Rêverie en stage de droit d'auteur

   Sa longue chevelure aux reflets dorés ondulait gracieusement, encadrant un doux visage serein. Ses longs cils noirs semblaient battre au rythme de ses doigts fins qui tapotaient sur son clavier d'albâtre. Ses yeux bleu azur fixaient son écran, la mine concentrée. Et son profil hellénique, doucement éclairé par la lueur bleutée de son ordinateur portable, offrait un charmant spectacle.    Consciencieusement, elle notait règles et usages énoncés par la juriste.

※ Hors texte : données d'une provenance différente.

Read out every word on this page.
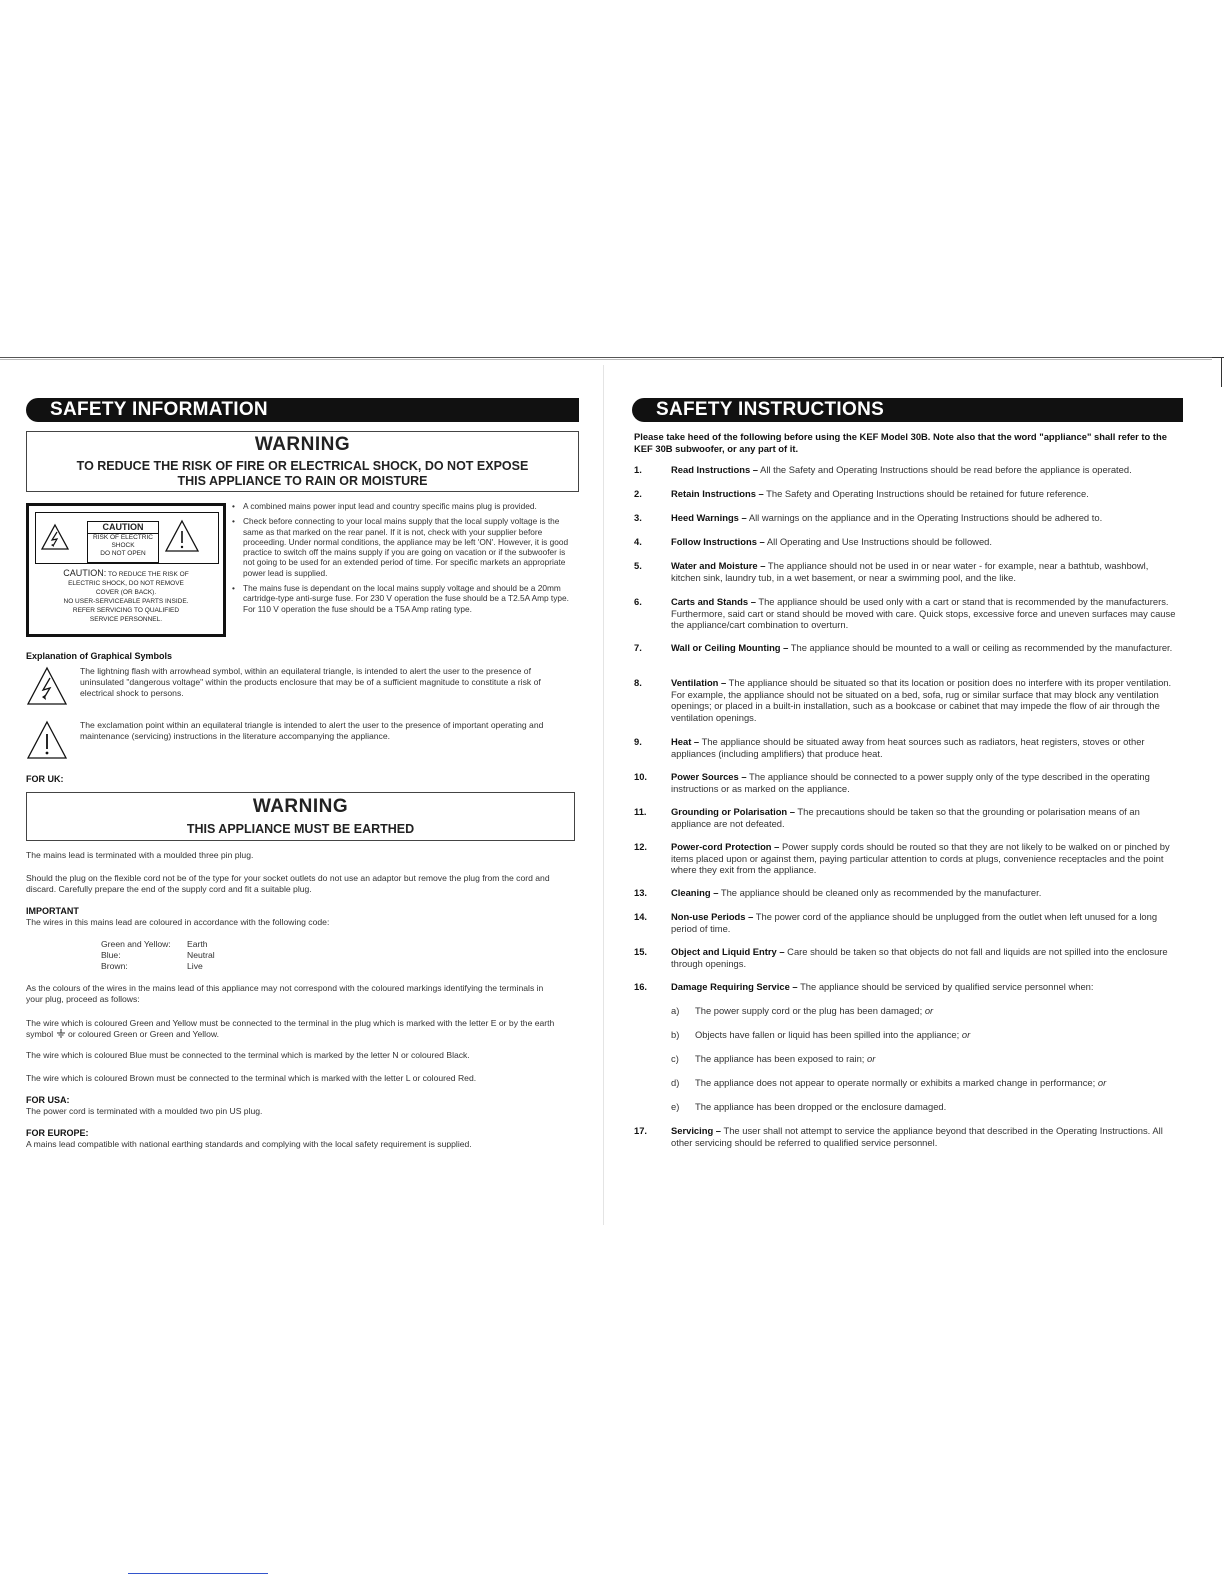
SAFETY INFORMATION
WARNING
TO REDUCE THE RISK OF FIRE OR ELECTRICAL SHOCK, DO NOT EXPOSE
THIS APPLIANCE TO RAIN OR MOISTURE
CAUTION
RISK OF ELECTRIC
SHOCK
DO NOT OPEN
CAUTION: TO REDUCE THE RISK OF
ELECTRIC SHOCK, DO NOT REMOVE
COVER (OR BACK).
NO USER-SERVICEABLE PARTS INSIDE.
REFER SERVICING TO QUALIFIED
SERVICE PERSONNEL.
• A combined mains power input lead and country specific mains plug is provided.
• Check before connecting to your local mains supply that the local supply voltage is the same as that marked on the rear panel. If it is not, check with your supplier before proceeding. Under normal conditions, the appliance may be left 'ON'. However, it is good practice to switch off the mains supply if you are going on vacation or if the subwoofer is not going to be used for an extended period of time. For specific markets an appropriate power lead is supplied.
• The mains fuse is dependant on the local mains supply voltage and should be a 20mm cartridge-type anti-surge fuse. For 230 V operation the fuse should be a T2.5A Amp type. For 110 V operation the fuse should be a T5A Amp rating type.
Explanation of Graphical Symbols
The lightning flash with arrowhead symbol, within an equilateral triangle, is intended to alert the user to the presence of uninsulated "dangerous voltage" within the products enclosure that may be of a sufficient magnitude to constitute a risk of electrical shock to persons.
The exclamation point within an equilateral triangle is intended to alert the user to the presence of important operating and maintenance (servicing) instructions in the literature accompanying the appliance.
FOR UK:
WARNING
THIS APPLIANCE MUST BE EARTHED
The mains lead is terminated with a moulded three pin plug.
Should the plug on the flexible cord not be of the type for your socket outlets do not use an adaptor but remove the plug from the cord and discard. Carefully prepare the end of the supply cord and fit a suitable plug.
IMPORTANT
The wires in this mains lead are coloured in accordance with the following code:
Green and Yellow: Earth
Blue:	Neutral
Brown:	Live
As the colours of the wires in the mains lead of this appliance may not correspond with the coloured markings identifying the terminals in your plug, proceed as follows:
The wire which is coloured Green and Yellow must be connected to the terminal in the plug which is marked with the letter E or by the earth symbol or coloured Green or Green and Yellow.
The wire which is coloured Blue must be connected to the terminal which is marked by the letter N or coloured Black.
The wire which is coloured Brown must be connected to the terminal which is marked with the letter L or coloured Red.
FOR USA:
The power cord is terminated with a moulded two pin US plug.
FOR EUROPE:
A mains lead compatible with national earthing standards and complying with the local safety requirement is supplied.
SAFETY INSTRUCTIONS
Please take heed of the following before using the KEF Model 30B. Note also that the word "appliance" shall refer to the KEF 30B subwoofer, or any part of it.
1.	Read Instructions – All the Safety and Operating Instructions should be read before the appliance is operated.
2.	Retain Instructions – The Safety and Operating Instructions should be retained for future reference.
3.	Heed Warnings – All warnings on the appliance and in the Operating Instructions should be adhered to.
4.	Follow Instructions – All Operating and Use Instructions should be followed.
5.	Water and Moisture – The appliance should not be used in or near water - for example, near a bathtub, washbowl, kitchen sink, laundry tub, in a wet basement, or near a swimming pool, and the like.
6.	Carts and Stands – The appliance should be used only with a cart or stand that is recommended by the manufacturers. Furthermore, said cart or stand should be moved with care. Quick stops, excessive force and uneven surfaces may cause the appliance/cart combination to overturn.
7.	Wall or Ceiling Mounting – The appliance should be mounted to a wall or ceiling as recommended by the manufacturer.
8.	Ventilation – The appliance should be situated so that its location or position does no interfere with its proper ventilation. For example, the appliance should not be situated on a bed, sofa, rug or similar surface that may block any ventilation openings; or placed in a built-in installation, such as a bookcase or cabinet that may impede the flow of air through the ventilation openings.
9.	Heat – The appliance should be situated away from heat sources such as radiators, heat registers, stoves or other appliances (including amplifiers) that produce heat.
10.	Power Sources – The appliance should be connected to a power supply only of the type described in the operating instructions or as marked on the appliance.
11.	Grounding or Polarisation – The precautions should be taken so that the grounding or polarisation means of an appliance are not defeated.
12.	Power-cord Protection – Power supply cords should be routed so that they are not likely to be walked on or pinched by items placed upon or against them, paying particular attention to cords at plugs, convenience receptacles and the point where they exit from the appliance.
13.	Cleaning – The appliance should be cleaned only as recommended by the manufacturer.
14.	Non-use Periods – The power cord of the appliance should be unplugged from the outlet when left unused for a long period of time.
15.	Object and Liquid Entry – Care should be taken so that objects do not fall and liquids are not spilled into the enclosure through openings.
16.	Damage Requiring Service – The appliance should be serviced by qualified service personnel when:
a) The power supply cord or the plug has been damaged; or
b) Objects have fallen or liquid has been spilled into the appliance; or
c) The appliance has been exposed to rain; or
d) The appliance does not appear to operate normally or exhibits a marked change in performance; or
e) The appliance has been dropped or the enclosure damaged.
17.	Servicing – The user shall not attempt to service the appliance beyond that described in the Operating Instructions. All other servicing should be referred to qualified service personnel.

Et sur un fond sonore composé d'articles de lois et de jurisprudence, le poète se mit à rêver de muses dansant au beau milieu d'une prairie fleurie de l'Olympe sacré. Lyres, flûtes et tambourins résonnant à travers la vallée et les bois enchantés, où s'entremêlaient chants gracieux, cris voluptueux et rires joyeux. Des senteurs de jasmin, de thym, de romarin et de fenouil s'ajoutaient à la sublime myrrhe des déesses.
   “Le droit moral de l'auteur supplante les droits patrimoniaux”, s'exclama la juriste.
   Et les mots d'Horace me revinrent en mémoire : “Carpe diem, quam minimum credula postero”.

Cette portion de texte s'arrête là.